Class GeneralizedExtremeValueDistribution

  • All Implemented Interfaces:
    ProbabilityDistribution<Double>

    public class GeneralizedExtremeValueDistribution
    extends Object
    implements ProbabilityDistribution<Double>
    The generalized extreme value distribution is a family of continuous probability distributions that combines the Gumbel (type I), Fréchet (type II) and Weibull (type III) families of distributions.

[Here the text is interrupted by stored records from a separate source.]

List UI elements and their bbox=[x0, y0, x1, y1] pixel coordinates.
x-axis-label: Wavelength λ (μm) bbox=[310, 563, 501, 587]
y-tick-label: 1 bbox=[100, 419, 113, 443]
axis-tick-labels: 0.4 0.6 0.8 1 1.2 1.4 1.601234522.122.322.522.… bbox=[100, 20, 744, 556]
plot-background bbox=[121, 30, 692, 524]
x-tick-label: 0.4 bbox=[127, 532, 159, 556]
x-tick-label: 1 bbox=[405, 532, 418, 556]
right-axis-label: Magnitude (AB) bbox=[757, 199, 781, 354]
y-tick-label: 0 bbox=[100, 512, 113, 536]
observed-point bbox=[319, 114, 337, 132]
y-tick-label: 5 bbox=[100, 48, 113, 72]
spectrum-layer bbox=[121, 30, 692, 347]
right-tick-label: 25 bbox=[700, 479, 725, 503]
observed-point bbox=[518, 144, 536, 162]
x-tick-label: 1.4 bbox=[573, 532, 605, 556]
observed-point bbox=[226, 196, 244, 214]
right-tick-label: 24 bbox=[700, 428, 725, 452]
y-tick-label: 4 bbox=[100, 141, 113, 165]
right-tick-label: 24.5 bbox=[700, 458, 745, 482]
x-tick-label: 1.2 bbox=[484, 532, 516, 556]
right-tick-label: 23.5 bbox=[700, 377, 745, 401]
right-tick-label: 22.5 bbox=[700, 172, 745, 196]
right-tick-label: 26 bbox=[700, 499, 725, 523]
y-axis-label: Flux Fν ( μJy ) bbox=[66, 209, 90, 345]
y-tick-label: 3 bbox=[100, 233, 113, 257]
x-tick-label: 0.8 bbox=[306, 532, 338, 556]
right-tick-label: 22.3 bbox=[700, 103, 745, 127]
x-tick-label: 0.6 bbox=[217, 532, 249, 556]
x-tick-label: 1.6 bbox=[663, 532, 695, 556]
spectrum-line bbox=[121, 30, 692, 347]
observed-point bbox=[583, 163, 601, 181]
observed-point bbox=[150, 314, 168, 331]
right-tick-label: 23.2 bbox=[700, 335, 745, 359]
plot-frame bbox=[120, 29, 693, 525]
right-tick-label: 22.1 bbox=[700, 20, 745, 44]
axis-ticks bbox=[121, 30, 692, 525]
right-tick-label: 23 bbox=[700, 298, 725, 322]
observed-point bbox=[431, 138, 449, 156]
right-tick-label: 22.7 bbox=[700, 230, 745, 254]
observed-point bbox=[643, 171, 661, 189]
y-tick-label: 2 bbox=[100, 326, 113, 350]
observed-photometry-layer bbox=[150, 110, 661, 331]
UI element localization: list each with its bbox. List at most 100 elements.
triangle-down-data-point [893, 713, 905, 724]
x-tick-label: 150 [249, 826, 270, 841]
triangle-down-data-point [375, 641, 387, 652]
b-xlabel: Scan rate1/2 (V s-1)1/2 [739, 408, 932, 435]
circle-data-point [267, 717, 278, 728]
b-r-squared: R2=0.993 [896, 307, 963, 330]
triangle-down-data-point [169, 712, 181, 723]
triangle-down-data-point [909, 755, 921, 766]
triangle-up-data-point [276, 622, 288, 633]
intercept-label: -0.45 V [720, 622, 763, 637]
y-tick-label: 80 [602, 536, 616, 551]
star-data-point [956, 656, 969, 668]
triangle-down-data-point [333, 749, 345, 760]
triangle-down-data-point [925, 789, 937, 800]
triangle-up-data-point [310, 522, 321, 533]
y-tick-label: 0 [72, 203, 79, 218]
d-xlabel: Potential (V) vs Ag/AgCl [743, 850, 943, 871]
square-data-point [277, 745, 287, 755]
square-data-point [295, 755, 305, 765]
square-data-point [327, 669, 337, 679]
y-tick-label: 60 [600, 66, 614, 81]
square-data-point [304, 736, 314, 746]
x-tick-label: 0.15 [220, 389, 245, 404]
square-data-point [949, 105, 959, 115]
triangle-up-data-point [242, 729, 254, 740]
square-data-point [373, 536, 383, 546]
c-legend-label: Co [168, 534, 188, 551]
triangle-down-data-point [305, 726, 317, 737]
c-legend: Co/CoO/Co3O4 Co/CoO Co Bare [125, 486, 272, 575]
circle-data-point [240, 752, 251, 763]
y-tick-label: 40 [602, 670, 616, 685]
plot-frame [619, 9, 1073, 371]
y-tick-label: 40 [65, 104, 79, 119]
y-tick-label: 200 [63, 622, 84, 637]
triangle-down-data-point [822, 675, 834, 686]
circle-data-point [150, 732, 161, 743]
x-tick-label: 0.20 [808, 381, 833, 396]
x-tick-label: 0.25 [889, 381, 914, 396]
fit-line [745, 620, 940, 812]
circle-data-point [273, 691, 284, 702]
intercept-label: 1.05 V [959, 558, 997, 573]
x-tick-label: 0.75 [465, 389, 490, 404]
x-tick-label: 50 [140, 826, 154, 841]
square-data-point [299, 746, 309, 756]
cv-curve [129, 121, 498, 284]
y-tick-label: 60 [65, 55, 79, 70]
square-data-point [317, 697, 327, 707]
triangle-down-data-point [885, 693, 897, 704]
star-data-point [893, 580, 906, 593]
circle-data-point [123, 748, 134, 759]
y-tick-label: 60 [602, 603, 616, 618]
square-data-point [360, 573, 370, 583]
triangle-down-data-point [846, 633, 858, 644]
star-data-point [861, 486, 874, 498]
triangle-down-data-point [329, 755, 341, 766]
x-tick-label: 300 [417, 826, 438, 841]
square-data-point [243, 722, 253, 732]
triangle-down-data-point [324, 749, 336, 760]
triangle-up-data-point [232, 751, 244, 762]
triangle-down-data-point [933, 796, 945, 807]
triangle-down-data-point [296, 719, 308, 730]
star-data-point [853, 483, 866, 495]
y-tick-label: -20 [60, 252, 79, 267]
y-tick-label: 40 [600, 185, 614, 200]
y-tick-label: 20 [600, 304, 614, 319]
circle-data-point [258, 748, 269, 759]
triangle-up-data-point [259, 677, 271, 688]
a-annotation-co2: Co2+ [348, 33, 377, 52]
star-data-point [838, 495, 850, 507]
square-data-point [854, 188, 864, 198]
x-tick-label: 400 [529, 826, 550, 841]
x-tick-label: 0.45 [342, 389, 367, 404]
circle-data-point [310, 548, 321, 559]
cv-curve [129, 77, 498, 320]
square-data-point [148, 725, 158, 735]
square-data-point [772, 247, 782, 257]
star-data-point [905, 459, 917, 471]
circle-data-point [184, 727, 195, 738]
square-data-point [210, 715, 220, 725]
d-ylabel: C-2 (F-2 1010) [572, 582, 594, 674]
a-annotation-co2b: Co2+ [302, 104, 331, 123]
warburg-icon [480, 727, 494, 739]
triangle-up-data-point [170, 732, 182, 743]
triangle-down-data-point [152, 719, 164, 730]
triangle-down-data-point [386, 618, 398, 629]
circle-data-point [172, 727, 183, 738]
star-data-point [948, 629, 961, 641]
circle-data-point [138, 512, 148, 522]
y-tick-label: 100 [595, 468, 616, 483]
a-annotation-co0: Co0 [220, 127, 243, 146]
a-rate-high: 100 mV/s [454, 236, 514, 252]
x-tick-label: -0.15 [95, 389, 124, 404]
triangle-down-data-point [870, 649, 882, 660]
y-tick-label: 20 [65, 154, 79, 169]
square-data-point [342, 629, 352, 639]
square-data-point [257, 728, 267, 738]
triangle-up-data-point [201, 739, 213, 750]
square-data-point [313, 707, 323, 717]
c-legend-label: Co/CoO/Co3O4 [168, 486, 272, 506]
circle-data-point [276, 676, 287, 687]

    This distribution has location parameter $\mu$, shape parameter $\xi$ and scale parameter $\sigma$, with $$ \begin{align*} \mu&\in\Re,\\ \xi&\in\Re,\\ \sigma&>0 \end{align*} $$ and support $$ \begin{align*} x\in \begin{cases} \left[\mu - \frac{\sigma}{\xi}, +\infty\right) & \text{when } \xi > 0\\ (-\infty,+\infty) & \text{when } \xi = 0\\\\ \left(-\infty, \mu - \frac{\sigma}{\xi}\right] & \text{when } \xi < 0 \end{cases} \end{align*} $$ The cdf is given by: $$ \begin{align*} F(x) &=e^{-t(x)}\\ t(x)&= \begin{cases} \left(1 + \xi\frac{x-\mu}{\sigma}\right)^{-\frac{1}{\xi}} & \text{if } \xi \neq 0,\\ e^{-\frac{x-\mu}{\sigma}} & \text{if } \xi = 0. \end{cases} \end{align*} $$ and the pdf by: $$ \begin{align*} f(x)&=\frac{t(x)^{\xi + 1}e^{-t(x)}}{\sigma}\quad\\ t(x)&= \begin{cases} \left(1 + \xi\frac{x-\mu}{\sigma}\right)^{-\frac{1}{\xi}} & \text{if } \xi \neq 0,\\ e^{-\frac{x-\mu}{\sigma}} & \text{if } \xi = 0. \end{cases} \end{align*} $$

    • Constructor Detail

      • GeneralizedExtremeValueDistribution

        public GeneralizedExtremeValueDistribution​(double mu,
                                                   double sigma,
                                                   double ksi)
        Creates an instance.
        Parameters:
        mu - The location parameter
        sigma - The scale parameter, not negative or zero
        ksi - The shape parameter